É bem possível que a lógica economicista que tem presidido ao laxismo editorial disfarçado de abertura total à ‘interactividade’ (mais comentários representam mais acessos, logo maior atracção de receitas publicitárias) venha a revelar-se contraproducente. O crescimento do lixo tende a afastar leitores fiéis, enquanto a qualificação do debate na edição em linha, elevando o seu prestígio, poderia atrair novos leitores e torná-la mais interessante como veículo publicitário. Ainda que assim não seja, há alturas em que é preciso escolher entre audiência e qualidade.

Conscientes disso mesmo, muito jornais estão a repensar, um pouco por todo o mundo, a gestão dos comentários nas edições em linha, e a experimentar soluções que permitam um melhor equilíbrio entre as vantagens da interactividade e os riscos da publicação de material não editado. A provedora do El País sugeriu o estabelecimento de um registo prévio da identificação real dos comentadores, e não apenas do endereço electrónico, embora admitindo que os textos possam ser assinados por pseudónimos (creio que seria preferível — mas esse é outro debate — que o anonimato fosse justificado caso a caso). Vários leitores têm proposto soluções semelhantes, visando um controlo mais efectivo da participação nas caixas de comentários.

Constatando que ‘a realidade tem mostrado que o espaço de comentários tem sido utilizado para reacções que ultrapassam as regras de publicação’, os responsáveis editoriais do PÚBLICO informaram-me, em Julho, de que ‘a actual política deverá ser revista’, de modo a garantir que o jornal ‘deixe de dar abrigo a manifestações de ódio, racismo, xenofobia e todo o tipo de radicalismos e extremismos’. Espero que isso possa acontecer a curto prazo.
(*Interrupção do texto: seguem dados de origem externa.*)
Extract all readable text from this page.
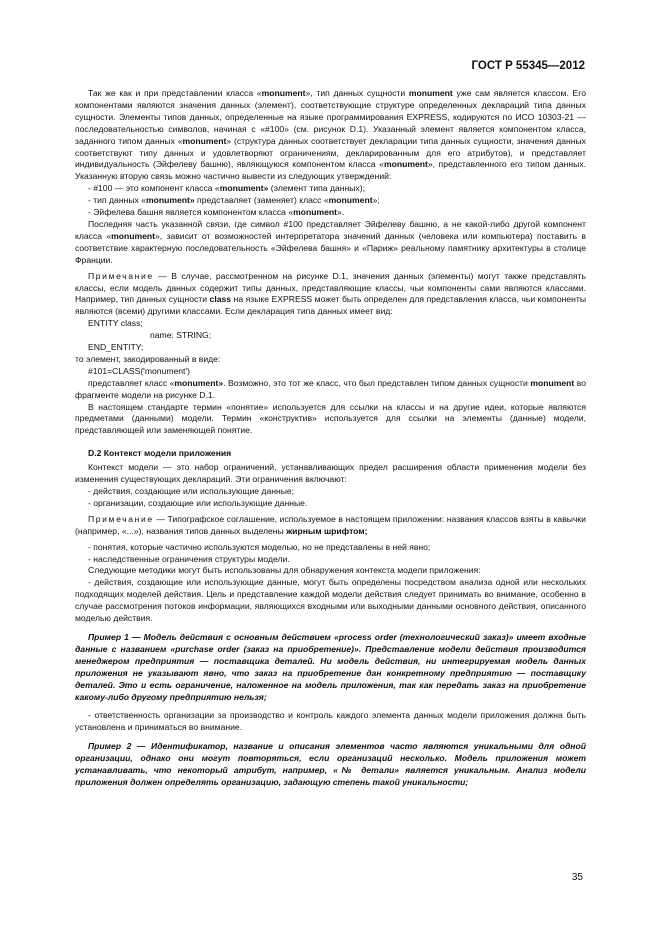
ГОСТ Р 55345—2012

Так же как и при представлении класса «monument», тип данных сущности monument уже сам является классом. Его компонентами являются значения данных (элемент), соответствующие структуре определенных деклараций типа данных сущности. Элементы типов данных, определенные на языке программирования EXPRESS, кодируются по ИСО 10303-21 — последовательностью символов, начиная с «#100» (см. рисунок D.1). Указанный элемент является компонентом класса, заданного типом данных «monument» (структура данных соответствует декларации типа данных сущности, значения данных соответствуют типу данных и удовлетворяют ограничениям, декларированным для его атрибутов), и представляет индивидуальность (Эйфелеву башню), являющуюся компонентом класса «monument», представленного его типом данных. Указанную вторую связь можно частично вывести из следующих утверждений:

- #100 — это компонент класса «monument» (элемент типа данных);

- тип данных «monument» представляет (заменяет) класс «monument»;

- Эйфелева башня является компонентом класса «monument».

Последняя часть указанной связи, где символ #100 представляет Эйфелеву башню, а не какой-либо другой компонент класса «monument», зависит от возможностей интерпретатора значений данных (человека или компьютера) поставить в соответствие характерную последовательность «Эйфелева башня» и «Париж» реальному памятнику архитектуры в столице Франции.

Примечание — В случае, рассмотренном на рисунке D.1, значения данных (элементы) могут также представлять классы, если модель данных содержит типы данных, представляющие классы, чьи компоненты сами являются классами. Например, тип данных сущности class на языке EXPRESS может быть определен для представления класса, чьи компоненты являются (всеми) другими классами. Если декларация типа данных имеет вид:

ENTITY class;

name: STRING;

END_ENTITY;

то элемент, закодированный в виде:

#101=CLASS('monument')

представляет класс «monument». Возможно, это тот же класс, что был представлен типом данных сущности monument во фрагменте модели на рисунке D.1.

В настоящем стандарте термин «понятие» используется для ссылки на классы и на другие идеи, которые являются предметами (данными) модели. Термин «конструктив» используется для ссылки на элементы (данные) модели, представляющей или заменяющей понятие.

D.2 Контекст модели приложения

Контекст модели — это набор ограничений, устанавливающих предел расширения области применения модели без изменения существующих деклараций. Эти ограничения включают:

- действия, создающие или использующие данные;

- организации, создающие или использующие данные.

Примечание — Типографское соглашение, используемое в настоящем приложении: названия классов взяты в кавычки (например, «...»), названия типов данных выделены жирным шрифтом;

- понятия, которые частично используются моделью, но не представлены в ней явно;

- наследственные ограничения структуры модели.

Следующие методики могут быть использованы для обнаружения контекста модели приложения:

- действия, создающие или использующие данные, могут быть определены посредством анализа одной или нескольких подходящих моделей действия. Цель и представление каждой модели действия следует принимать во внимание, особенно в случае рассмотрения потоков информации, являющихся входными или выходными данными основного действия, описанного моделью действия.

Пример 1 — Модель действия с основным действием «process order (технологический заказ)» имеет входные данные с названием «purchase order (заказ на приобретение)». Представление модели действия производится менеджером предприятия — поставщика деталей. Ни модель действия, ни интегрируемая модель данных приложения не указывают явно, что заказ на приобретение дан конкретному предприятию — поставщику деталей. Это и есть ограничение, наложенное на модель приложения, так как передать заказ на приобретение какому-либо другому предприятию нельзя;

- ответственность организации за производство и контроль каждого элемента данных модели приложения должна быть установлена и приниматься во внимание.

Пример 2 — Идентификатор, название и описания элементов часто являются уникальными для одной организации, однако они могут повторяться, если организаций несколько. Модель приложения может устанавливать, что некоторый атрибут, например, «№ детали» является уникальным. Анализ модели приложения должен определять организацию, задающую степень такой уникальности;

35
Qualquer que venha a ser a solução encontrada, considero que o único modo de o PÚBLICO cumprir com segurança os seus próprios critérios para a publicação de comentários terá sempre de passar por assumir a responsabilidade pela sua selecção e edição. O que implica meios humanos qualificados, ainda que apoiados em soluções tecnológicas que facilitem o seu trabalho. Não sendo isto possível, só vejo uma alternativa decente, ainda que indesejável: o fecho das caixas de comentários.’